Thứ Tư, 15 tháng 8, 2007


Number 176


Airboy Gets Ghastly!


When most Golden Age comics fans think of Graham Ingels they think of him as "Ghastly," a nickname earned during his time drawing some of the creepiest horror comics ever published for EC Comics. He well deserved that nickname. But Ingels was an artist who freelanced on various other genres of comics before he signed on at EC. This particular Airboy story, from Airboy Volume 5 Number 7, August 1948, although unsigned, is undoubtedly one of his.

Ingels, who was born in 1915, was about a decade older than his fellow EC artists. Ingels was a mature and polished cartoonist by the time he started his comics career. So it is with this Airboy story, a far-fetched story about criminals killing "bums," (now called "homeless persons"), secreting dope on their bodies and shipping them to their home cities where the dope can be claimed. The crime comics element is foremost in the story, and along with the later horror stories, was a milieu well suited to Ingels' style.

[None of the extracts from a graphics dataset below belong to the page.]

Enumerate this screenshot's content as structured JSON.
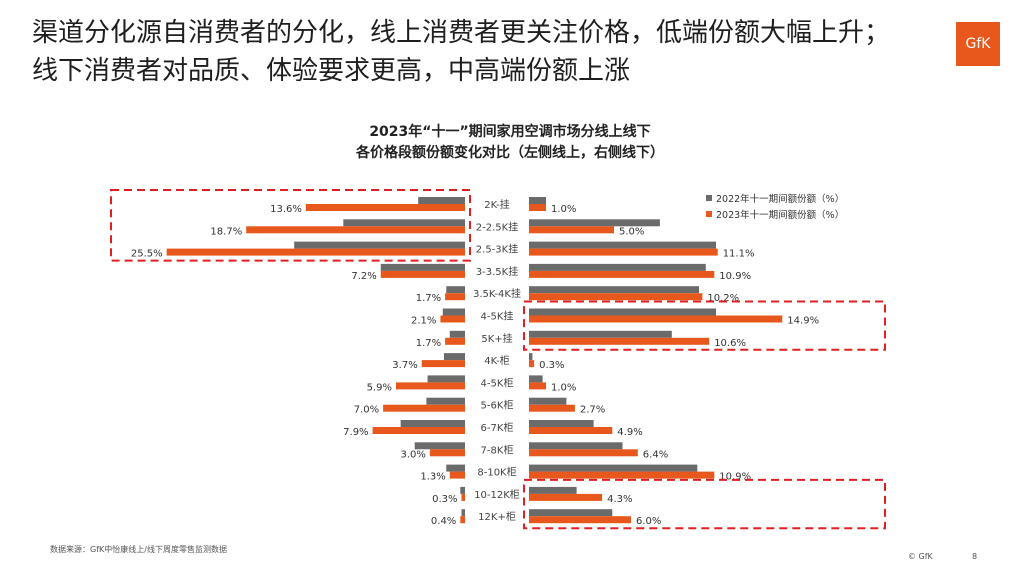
{
  "slide": {
    "title": "渠道分化源自消费者的分化，线上消费者更关注价格，低端份额大幅上升；线下消费者对品质、体验要求更高，中高端份额上涨",
    "logo_text": "GfK",
    "source": "数据来源：GfK中怡康线上/线下周度零售监测数据",
    "copyright": "© GfK",
    "page_number": "8"
  },
  "colors": {
    "series_2022": "#6b6b6b",
    "series_2023": "#e8581c",
    "highlight_box": "#e02020",
    "logo": "#e8581c"
  },
  "chart_data": {
    "type": "bar",
    "orientation": "horizontal-butterfly",
    "title_lines": [
      "2023年“十一”期间家用空调市场分线上线下",
      "各价格段额份额变化对比（左侧线上，右侧线下）"
    ],
    "categories": [
      "2K-挂",
      "2-2.5K挂",
      "2.5-3K挂",
      "3-3.5K挂",
      "3.5K-4K挂",
      "4-5K挂",
      "5K+挂",
      "4K-柜",
      "4-5K柜",
      "5-6K柜",
      "6-7K柜",
      "7-8K柜",
      "8-10K柜",
      "10-12K柜",
      "12K+柜"
    ],
    "legend": [
      "2022年十一期间额份额（%）",
      "2023年十一期间额份额（%）"
    ],
    "legend_position": "top-right",
    "online": {
      "series": [
        {
          "name": "2022年十一期间额份额（%）",
          "values": [
            4.0,
            10.4,
            14.6,
            7.2,
            1.6,
            1.9,
            1.3,
            1.8,
            3.2,
            3.3,
            5.5,
            4.3,
            1.6,
            0.4,
            0.3
          ]
        },
        {
          "name": "2023年十一期间额份额（%）",
          "values": [
            13.6,
            18.7,
            25.5,
            7.2,
            1.7,
            2.1,
            1.7,
            3.7,
            5.9,
            7.0,
            7.9,
            3.0,
            1.3,
            0.3,
            0.4
          ]
        }
      ],
      "data_labels": [
        "13.6%",
        "18.7%",
        "25.5%",
        "7.2%",
        "1.7%",
        "2.1%",
        "1.7%",
        "3.7%",
        "5.9%",
        "7.0%",
        "7.9%",
        "3.0%",
        "1.3%",
        "0.3%",
        "0.4%"
      ]
    },
    "offline": {
      "series": [
        {
          "name": "2022年十一期间额份额（%）",
          "values": [
            1.0,
            7.7,
            11.0,
            10.4,
            10.0,
            11.0,
            8.4,
            0.2,
            0.8,
            2.2,
            3.8,
            5.5,
            9.9,
            2.8,
            4.9
          ]
        },
        {
          "name": "2023年十一期间额份额（%）",
          "values": [
            1.0,
            5.0,
            11.1,
            10.9,
            10.2,
            14.9,
            10.6,
            0.3,
            1.0,
            2.7,
            4.9,
            6.4,
            10.9,
            4.3,
            6.0
          ]
        }
      ],
      "data_labels": [
        "1.0%",
        "5.0%",
        "11.1%",
        "10.9%",
        "10.2%",
        "14.9%",
        "10.6%",
        "0.3%",
        "1.0%",
        "2.7%",
        "4.9%",
        "6.4%",
        "10.9%",
        "4.3%",
        "6.0%"
      ]
    },
    "highlights": [
      {
        "side": "online",
        "categories": [
          "2K-挂",
          "2-2.5K挂",
          "2.5-3K挂"
        ]
      },
      {
        "side": "offline",
        "categories": [
          "4-5K挂",
          "5K+挂"
        ]
      },
      {
        "side": "offline",
        "categories": [
          "10-12K柜",
          "12K+柜"
        ]
      }
    ]
  }
}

Airboy's dad shows up in this story. He isn't given a name, so is he Airdad?

The comic I scanned this from is from a copy reported unsold after it went off sale. The title strip had been razored off the cover, returned for credit to the distributor. The mutilated comic was then sold by an unscrupulous storeowner or news dealer, probably for 5¢. I used to see those sorts of displays in various stores in the early to mid-1950s. I think after a time they were shut down by local magazine distributors. My copy has tape holding the razored pages together through the first few pages of the story. I didn't do the taping, and I found this issue along with a couple of others in like condition. Fortunately, the tape's adhesive hasn't dried out, so the cellophane is still intact, not fallen off leaving a stained brown residue.

The cover, which I got off the Internet, is also by Ingels, and has a really nice graphic design. The coloring, and the silhouettes of the figures against the sunset make it stand out. It's likely influenced by Will Eisner, who had some very memorable Spirit splash panels set on piers like this.